GIULIANO WATCHED UNTIL THE SLENDER, LONELY FIGURE of Anastasius disappeared into the distance, then he walked over the rough ground and climbed back up to the road, joining it farther to the south and west. Was that the true Golgotha on which they had stood? The desolation of it seeped into his bones, drowning his mind. Why hast Thou forsaken me? The cry of every human soul who looks upon despair.
Was the sad, powerful face on the wooden painting he carried really that of Mary? It didn’t matter. The passion was real. Who cared if it was this place or that place? This woman or another?
Why did the sight of Anastasius dressed as a woman trouble Giuliano so much? He not only looked so natural in the clothes, he even changed his walk and the angle of his head. The way he looked at the passing men was feminine, different. His character had changed. He was no longer the friend Giuliano had come to know so well. At least he thought he had. There were days at a time when he forgot that Anastasius was a eunuch. His sexuality, or lack of it, was of no importance. It was his courage, his gentleness, his intelligence, his quick wit and soaring imagination that mattered and made him who he was.
Now suddenly the whole issue was forced into the open. Anastasius truly was a third gender, neither male nor female. He could slip from one to the other as silk changed in the light, almost as if there were nothing innate that defined him.
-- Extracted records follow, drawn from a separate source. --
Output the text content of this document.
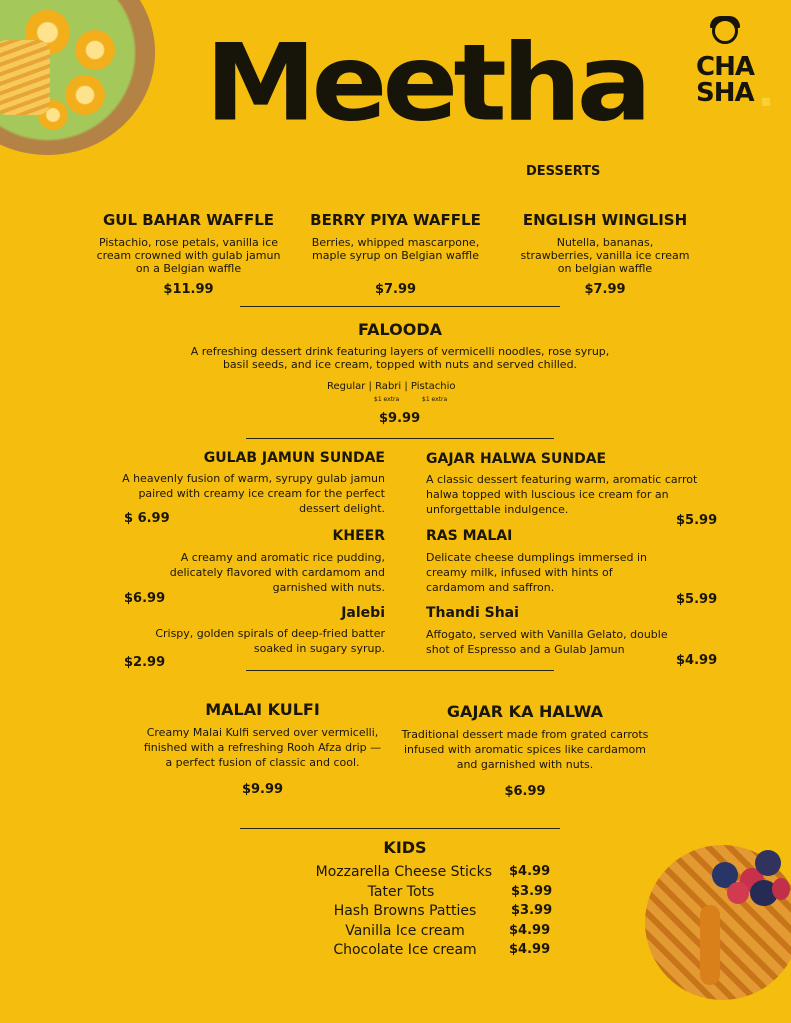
Meetha
DESSERTS
CHA
SHA
GUL BAHAR WAFFLE
Pistachio, rose petals, vanilla ice cream crowned with gulab jamun on a Belgian waffle
$11.99
BERRY PIYA WAFFLE
Berries, whipped mascarpone, maple syrup on Belgian waffle
$7.99
ENGLISH WINGLISH
Nutella, bananas, strawberries, vanilla ice cream on belgian waffle
$7.99
FALOODA
A refreshing dessert drink featuring layers of vermicelli noodles, rose syrup, basil seeds, and ice cream, topped with nuts and served chilled.
Regular | Rabri | Pistachio
$1 extra	$1 extra
$9.99
GULAB JAMUN SUNDAE
A heavenly fusion of warm, syrupy gulab jamun paired with creamy ice cream for the perfect dessert delight.
$ 6.99
KHEER
A creamy and aromatic rice pudding, delicately flavored with cardamom and garnished with nuts.
$6.99
Jalebi
Crispy, golden spirals of deep-fried batter soaked in sugary syrup.
$2.99
GAJAR HALWA SUNDAE
A classic dessert featuring warm, aromatic carrot halwa topped with luscious ice cream for an unforgettable indulgence.
$5.99
RAS MALAI
Delicate cheese dumplings immersed in creamy milk, infused with hints of cardamom and saffron.
$5.99
Thandi Shai
Affogato, served with Vanilla Gelato, double shot of Espresso and a Gulab Jamun
$4.99
MALAI KULFI
Creamy Malai Kulfi served over vermicelli, finished with a refreshing Rooh Afza drip — a perfect fusion of classic and cool.
$9.99
GAJAR KA HALWA
Traditional dessert made from grated carrots infused with aromatic spices like cardamom and garnished with nuts.
$6.99
KIDS
Mozzarella Cheese Sticks $4.99
Tater Tots	$3.99
Hash Browns Patties	$3.99
Vanilla Ice cream	$4.99
Chocolate Ice cream	$4.99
But it was worse than that. It was something deeper, something within himself, that troubled him. He had found Anastasius dressed as a woman to be beautiful. He knew perfectly well that he was, if not a man, then definitely male, yet momentarily he had responded to him as if he had been female. He had felt protective and then been aware of the sharp stirrings of sexual attraction.
Giuliano was relieved that he had to go to Jaffa and there was no real question of his traveling to Sinai as well.
Yet the moment Anastasius, such a vulnerable figure, was gone, he felt strangely alone. He would soon be surrounded by people, but there was no one to whom he could speak of the burdens inside him, the guilt at having fallen so far short of being the kind of friend Anastasius needed and deserved.
Perhaps worse than that, cutting more deeply into the fabric of himself, he was not the man he himself needed to be. He had realized that perhaps he could not love, passionately or with lifelong honor and completeness, as his mother could not and his father did so unrequitedly. Perhaps the depth of that was not in him. But he had believed that friendship was another kind of love just as profound and just as precious. And he was wrong in that, too.
Had Anastasius the gentleness to forgive that? Out of the great well of his loneliness, the compassion Giuliano had seen in him so often, could he? And should he?